Il lenzuolo, a due piazze, non è una scelta casuale, rappresenta il primo punto di contatto dell’amore tra uomo e donna, soprattutto quello del corredo, destinato magari alla prima notte coniugale. Non potendo e non volendo più farne uso da sola, la sua superficie ha raccolto comunque una storia d’amore e sacrifici, con l’aggiunta di qualche poesia in rima. Nella vita di Clelia le poesie devono essere state ben poche, ma sono ben identificabili, a dimostrazione che una vita di povertà non preclude una vita ricca di sentimento. Questo deve averlo capito anche Clelia, che oltre a coprire il lenzuolo con 185 righe orizzontali ha posto 9 poesie su altrettante colonne verticali, quasi fossero dei merletti, un abbellimento alla vita, un decoro che rende tutto più interessante. Insomma, la grafia potrà anche essere un po' incerta e malferma, l'italiano insicuro e zoppicante, la vita non certo rose e fiori, eppure da tutto questo potrà emergere poesia, amore e rispetto, anche se gli elementi lasciassero presagire il contrario. La storia, le parole di Clelia, prendono il via grazie ad una promessa: lui ha 25 anni, lei 14, al compimento dei 16 la sposerà. L'impegno sarà rispettato e il 21 febbraio del 1929 nascerà il primo figlio. Bravo Anteo!
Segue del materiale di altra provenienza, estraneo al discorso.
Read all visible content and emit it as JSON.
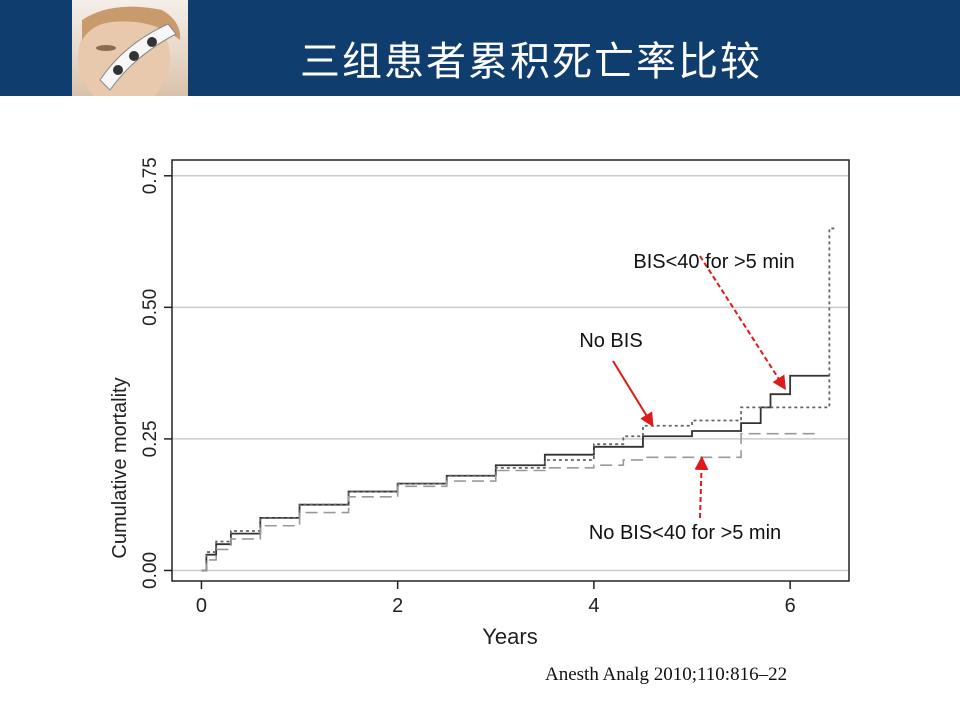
{
  "header": {
    "title": "三组患者累积死亡率比较",
    "photo_icon": "patient-with-bis-sensor"
  },
  "colors": {
    "header_bg": "#0f3e6e",
    "arrow": "#e01a1a",
    "series_solid": "#333333",
    "series_dotted": "#666666",
    "series_dashed": "#999999"
  },
  "chart_data": {
    "type": "line",
    "xlabel": "Years",
    "ylabel": "Cumulative mortality",
    "xlim": [
      -0.3,
      6.6
    ],
    "ylim": [
      -0.02,
      0.78
    ],
    "xticks": [
      0,
      2,
      4,
      6
    ],
    "xtick_labels": [
      "0",
      "2",
      "4",
      "6"
    ],
    "yticks": [
      0.0,
      0.25,
      0.5,
      0.75
    ],
    "ytick_labels": [
      "0.00",
      "0.25",
      "0.50",
      "0.75"
    ],
    "grid": "horizontal",
    "series": [
      {
        "style": "solid",
        "x": [
          0,
          0.05,
          0.15,
          0.3,
          0.6,
          1.0,
          1.5,
          2.0,
          2.5,
          3.0,
          3.5,
          4.0,
          4.5,
          5.0,
          5.5,
          5.7,
          5.8,
          6.0,
          6.4
        ],
        "y": [
          0.0,
          0.03,
          0.05,
          0.07,
          0.1,
          0.125,
          0.15,
          0.165,
          0.18,
          0.2,
          0.22,
          0.235,
          0.255,
          0.265,
          0.28,
          0.31,
          0.335,
          0.37,
          0.37
        ]
      },
      {
        "style": "dotted",
        "x": [
          0,
          0.05,
          0.15,
          0.3,
          0.6,
          1.0,
          1.5,
          2.0,
          2.5,
          3.0,
          3.5,
          4.0,
          4.3,
          4.5,
          5.0,
          5.5,
          5.7,
          6.0,
          6.4,
          6.4,
          6.45
        ],
        "y": [
          0.0,
          0.035,
          0.055,
          0.075,
          0.1,
          0.125,
          0.15,
          0.165,
          0.18,
          0.195,
          0.21,
          0.24,
          0.255,
          0.275,
          0.285,
          0.31,
          0.31,
          0.31,
          0.31,
          0.65,
          0.65
        ]
      },
      {
        "style": "dashed",
        "x": [
          0,
          0.05,
          0.15,
          0.3,
          0.6,
          1.0,
          1.5,
          2.0,
          2.5,
          3.0,
          3.5,
          4.0,
          4.3,
          4.5,
          5.0,
          5.5,
          5.5,
          6.0,
          6.25
        ],
        "y": [
          0.0,
          0.02,
          0.04,
          0.06,
          0.085,
          0.11,
          0.14,
          0.16,
          0.17,
          0.19,
          0.195,
          0.2,
          0.21,
          0.215,
          0.215,
          0.215,
          0.26,
          0.26,
          0.26
        ]
      }
    ],
    "annotations": [
      {
        "text": "BIS<40 for >5 min",
        "points_to": [
          5.95,
          0.345
        ],
        "style": "dashed-arrow"
      },
      {
        "text": "No BIS",
        "points_to": [
          4.6,
          0.275
        ],
        "style": "solid-arrow"
      },
      {
        "text": "No BIS<40 for >5 min",
        "points_to": [
          5.1,
          0.215
        ],
        "style": "dashed-arrow"
      }
    ]
  },
  "citation": "Anesth Analg 2010;110:816–22"
}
Come Ghizzardi, anche Clelia utilizza un italiano povero, una lingua ibrida imbastardita, una sorta di metalinguaggio padano fatto di termini italiani e dialettali, spesso uniti tra loro a formarne di nuovi. Ma mentre Ghizzardi ha raccontato un mondo prevalentemente maschile, dove le donne erano un “miraggio”, Clelia firma un diario al femminile, dove le difficoltà dell’essere madre e donna, in un mondo contadino per certi versi molto misogino e maschilista, emergono prepotentemente: avere figli o non averne poteva essere lo spartiacque tra una vita problematica e una più semplice. Clelia sembra non avere dubbi, nemmeno sull’aborto: “ma cose questo andamento di vita, vogliono divertirsi niente figli sarebbe comoda la vita; ma volere abbordire per me: è come uccidere una persona”.

Sul diario-lenzuolo non c’è l’epilogo, la diffusione del medesimo ad altre persone, che in parte conosciamo ma del quale manca un elemento importante: prima della Fondazione Arnoldo e Alberto Mondadori, nel 1986 il frutto delle fatiche di Clelia viene affidato alle cure di Saverio Tutino, ideatore e fondatore dell’Archivio Diaristico Nazionale, che ne capisce subito l’importanza, tanto che il lenzuolo diventa immediatamente uno dei simboli dell’Archivio, con tanto di stanza ad esso dedicato e galleria di foto sul sito de La Repubblica Firenze. Quel fortunato incontro è stato descritto magistralmente dallo stesso Tutino, nella prefazione all’edizione della Fondazione Mondadori:

“Clelia Marchi arrivò a Pieve Santo Stefano un giorno d’inverno del 1986, col suo lenzuolo sotto il braccio. Era venuta in treno fino ad Arezzo. Era scesa dalla corriera, con l’aria compunta e festosa delle donne già avanti negli anni, che hanno trascorso una vita intiera senza mai uscire dal loro comune di nascita. Un viso bello, incorniciato da una capigliatura canuta e ben pettinata, le trecce attorcigliate, gli occhi sfavillanti. Portava l’età indefinita di una capofamiglia contadina vestita bene per una cerimonia.”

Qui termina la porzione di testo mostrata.